Aber woher hat Stallkamp die Kraft genommen, immer wieder bei den Wahlen anzutreten? „Es hat mir immer Freude gemacht, in der Gemeinschaft dabei zu sein – vorne anzustehen und Freunde zu haben, die gesagt haben: ‚Ja, wir wählen Stallkamp‘. Das alles ist ein großer Kraftgeber für die Arbeit, die man leisten muss.“

Natürlich habe er sich auch immer wieder die Frage gestellt „Mache ich es oder mache ich es nicht?“ Seine Familie hätte mit ihrer Unterstützung immer wieder dafür gesorgt, dass er angetreten ist.

Sein Markenzeichen: Rote Socken

Denn auch seine Zeit im Gemeinderat und im Kreistag sei nicht immer einfach gewesen. „Es gab auch kritische Situationen – auch innerhalb der Fraktion.“ So war er ab und zu außen vor – hat als Einzelkandidat auf der CDU-Liste kandidiert. Aber die CDU-Fraktion und Stallkamp kamen immer wieder zueinander. Und das, obwohl seine Socken immer rot sind – und nicht schwarz, wie man meinen könnte. Das ist sein Markenzeichen. „Es ist immer das gleiche Rot – das der deutschen Fahne. Und die Socken passen zu jedem Anzug und zu jedem Hemd“, lacht der Wallenhorster selbst über sein Markenzeichen.

Heute verfolgt der 77-Jährige die Arbeit des Gemeinderats immer noch sehr gerne. „Aber ich habe es fertig gebracht, dass ich mich aus der aktiven Politik komplett zurückgezogen haben“. Mit drei ehemaligen Kollegen treffe er sich noch regelmäßig, dann werde auch diskutiert. Aber eben nur privat.
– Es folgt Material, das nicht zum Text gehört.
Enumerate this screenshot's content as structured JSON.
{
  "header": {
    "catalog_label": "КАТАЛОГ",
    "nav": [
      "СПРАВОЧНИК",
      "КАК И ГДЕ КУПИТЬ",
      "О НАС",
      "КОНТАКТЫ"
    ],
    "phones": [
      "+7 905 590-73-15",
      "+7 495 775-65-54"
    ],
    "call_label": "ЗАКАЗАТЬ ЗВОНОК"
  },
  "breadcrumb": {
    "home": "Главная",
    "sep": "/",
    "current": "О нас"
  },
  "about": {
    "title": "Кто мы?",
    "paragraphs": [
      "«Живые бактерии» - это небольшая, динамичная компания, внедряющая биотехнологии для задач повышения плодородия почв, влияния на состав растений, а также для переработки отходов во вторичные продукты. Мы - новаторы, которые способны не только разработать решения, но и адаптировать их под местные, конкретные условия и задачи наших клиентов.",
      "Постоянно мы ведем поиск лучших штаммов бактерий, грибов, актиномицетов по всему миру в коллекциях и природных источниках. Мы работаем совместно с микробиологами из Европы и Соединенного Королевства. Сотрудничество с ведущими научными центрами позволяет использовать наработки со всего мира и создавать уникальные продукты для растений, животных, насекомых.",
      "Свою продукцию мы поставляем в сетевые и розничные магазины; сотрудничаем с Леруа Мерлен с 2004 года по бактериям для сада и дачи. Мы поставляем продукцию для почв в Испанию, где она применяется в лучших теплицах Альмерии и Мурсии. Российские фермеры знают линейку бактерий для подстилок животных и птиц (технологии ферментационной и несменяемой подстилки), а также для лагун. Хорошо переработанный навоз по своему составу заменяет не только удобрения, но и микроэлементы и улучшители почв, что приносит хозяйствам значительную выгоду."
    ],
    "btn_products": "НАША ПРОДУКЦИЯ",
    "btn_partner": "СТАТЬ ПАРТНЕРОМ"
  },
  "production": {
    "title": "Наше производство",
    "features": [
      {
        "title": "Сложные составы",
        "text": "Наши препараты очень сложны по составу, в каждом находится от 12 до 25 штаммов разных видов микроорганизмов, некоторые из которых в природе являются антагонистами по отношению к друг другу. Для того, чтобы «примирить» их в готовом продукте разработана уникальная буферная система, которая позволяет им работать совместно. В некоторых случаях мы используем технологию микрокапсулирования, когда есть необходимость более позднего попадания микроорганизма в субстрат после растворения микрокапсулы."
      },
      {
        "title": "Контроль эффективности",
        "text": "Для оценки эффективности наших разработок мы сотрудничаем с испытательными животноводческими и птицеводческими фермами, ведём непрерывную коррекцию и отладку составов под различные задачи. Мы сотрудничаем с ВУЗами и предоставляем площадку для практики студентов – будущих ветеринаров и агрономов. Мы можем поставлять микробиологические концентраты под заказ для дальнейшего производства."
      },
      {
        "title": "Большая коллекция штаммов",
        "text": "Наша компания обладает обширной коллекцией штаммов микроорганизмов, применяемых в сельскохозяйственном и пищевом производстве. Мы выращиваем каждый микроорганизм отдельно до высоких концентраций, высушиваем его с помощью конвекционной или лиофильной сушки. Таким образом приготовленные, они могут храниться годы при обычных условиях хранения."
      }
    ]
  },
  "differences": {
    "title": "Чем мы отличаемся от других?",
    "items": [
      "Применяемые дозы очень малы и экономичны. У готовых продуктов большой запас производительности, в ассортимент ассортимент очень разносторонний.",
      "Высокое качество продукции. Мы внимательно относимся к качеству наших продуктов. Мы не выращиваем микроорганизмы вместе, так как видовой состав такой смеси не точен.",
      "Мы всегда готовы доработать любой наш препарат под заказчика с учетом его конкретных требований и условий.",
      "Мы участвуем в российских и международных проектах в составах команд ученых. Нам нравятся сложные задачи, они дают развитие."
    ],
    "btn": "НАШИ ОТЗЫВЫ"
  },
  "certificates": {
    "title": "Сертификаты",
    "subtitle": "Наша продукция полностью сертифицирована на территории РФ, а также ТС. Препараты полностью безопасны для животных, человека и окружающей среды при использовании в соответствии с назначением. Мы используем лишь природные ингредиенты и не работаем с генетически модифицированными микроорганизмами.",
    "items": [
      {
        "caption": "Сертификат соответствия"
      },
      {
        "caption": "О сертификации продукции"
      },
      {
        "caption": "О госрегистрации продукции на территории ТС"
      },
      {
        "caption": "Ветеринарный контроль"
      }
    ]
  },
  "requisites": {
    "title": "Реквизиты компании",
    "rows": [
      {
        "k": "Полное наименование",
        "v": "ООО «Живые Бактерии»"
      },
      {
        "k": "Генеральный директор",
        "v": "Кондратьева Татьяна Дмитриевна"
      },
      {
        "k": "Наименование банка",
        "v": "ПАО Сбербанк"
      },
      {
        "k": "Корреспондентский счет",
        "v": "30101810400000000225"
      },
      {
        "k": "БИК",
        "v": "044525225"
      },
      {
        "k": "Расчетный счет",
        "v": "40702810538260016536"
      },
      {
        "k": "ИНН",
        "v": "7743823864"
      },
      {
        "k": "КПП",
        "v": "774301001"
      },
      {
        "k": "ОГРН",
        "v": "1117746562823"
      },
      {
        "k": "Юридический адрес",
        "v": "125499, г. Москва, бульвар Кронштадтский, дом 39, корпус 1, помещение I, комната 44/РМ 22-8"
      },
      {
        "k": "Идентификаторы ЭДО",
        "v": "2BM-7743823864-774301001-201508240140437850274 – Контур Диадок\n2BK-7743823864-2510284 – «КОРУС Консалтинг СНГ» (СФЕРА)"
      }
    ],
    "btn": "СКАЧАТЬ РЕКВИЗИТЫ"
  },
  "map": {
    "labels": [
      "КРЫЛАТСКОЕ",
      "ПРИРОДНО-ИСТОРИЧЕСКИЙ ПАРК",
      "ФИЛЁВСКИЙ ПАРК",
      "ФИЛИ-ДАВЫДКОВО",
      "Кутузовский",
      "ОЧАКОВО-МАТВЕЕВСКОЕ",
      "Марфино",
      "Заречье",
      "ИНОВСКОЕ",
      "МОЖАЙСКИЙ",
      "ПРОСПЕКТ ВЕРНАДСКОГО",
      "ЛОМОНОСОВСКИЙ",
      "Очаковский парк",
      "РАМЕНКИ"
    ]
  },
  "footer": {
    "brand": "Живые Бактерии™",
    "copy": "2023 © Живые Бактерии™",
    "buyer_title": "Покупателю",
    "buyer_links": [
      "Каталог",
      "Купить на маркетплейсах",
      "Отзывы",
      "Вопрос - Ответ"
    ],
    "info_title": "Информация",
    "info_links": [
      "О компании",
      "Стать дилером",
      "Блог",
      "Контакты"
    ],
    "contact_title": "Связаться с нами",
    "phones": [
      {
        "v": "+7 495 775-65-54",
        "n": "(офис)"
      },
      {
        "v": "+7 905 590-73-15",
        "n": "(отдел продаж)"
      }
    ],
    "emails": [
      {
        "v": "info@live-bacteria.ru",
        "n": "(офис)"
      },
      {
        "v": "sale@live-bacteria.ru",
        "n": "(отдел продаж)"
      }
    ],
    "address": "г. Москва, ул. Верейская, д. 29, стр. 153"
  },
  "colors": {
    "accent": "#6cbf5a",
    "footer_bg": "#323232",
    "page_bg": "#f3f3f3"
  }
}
Aber eines hat sich Stallkamp noch zur Aufgabe gemacht: „Nun suche ich in meiner Ecke einen jungen Typen, der ähnlich ist wie ich.“ Einen, der wie er von Onkel Franz, an die Ratsarbeit rangeführt werden kann. Denn die nächste Wahl in Wallenhorst ist im Herbst 2016. Und Zeit für die Begleitung habe er auch noch genug: „Ich will 100 Jahre alt werden.“

Anja Gladisch

Zur Person: Hans Stallkamp (Jg. 1938) machte eine Ausbildung zum Landwirt und führte einen Bauernhof in Wallenhorst. Mit zwölf Hektar Land hat er gestartet – bis der Bio-Landwirt später 200 Hektar Land bewirtschaftete und in die Geflügelwirtschaft einstieg. Er war Präsident der niedersächsischen Geflügelwirtschaft. Neben seinen lokalpolitischen Funktionen war er als ehrenamtlicher Richter tätig. 2007 wurde ihm das Bundesverdienstkreuz verliehen. Momentan macht der 77-Jährige eine Ausbildung zum Schiedsmann.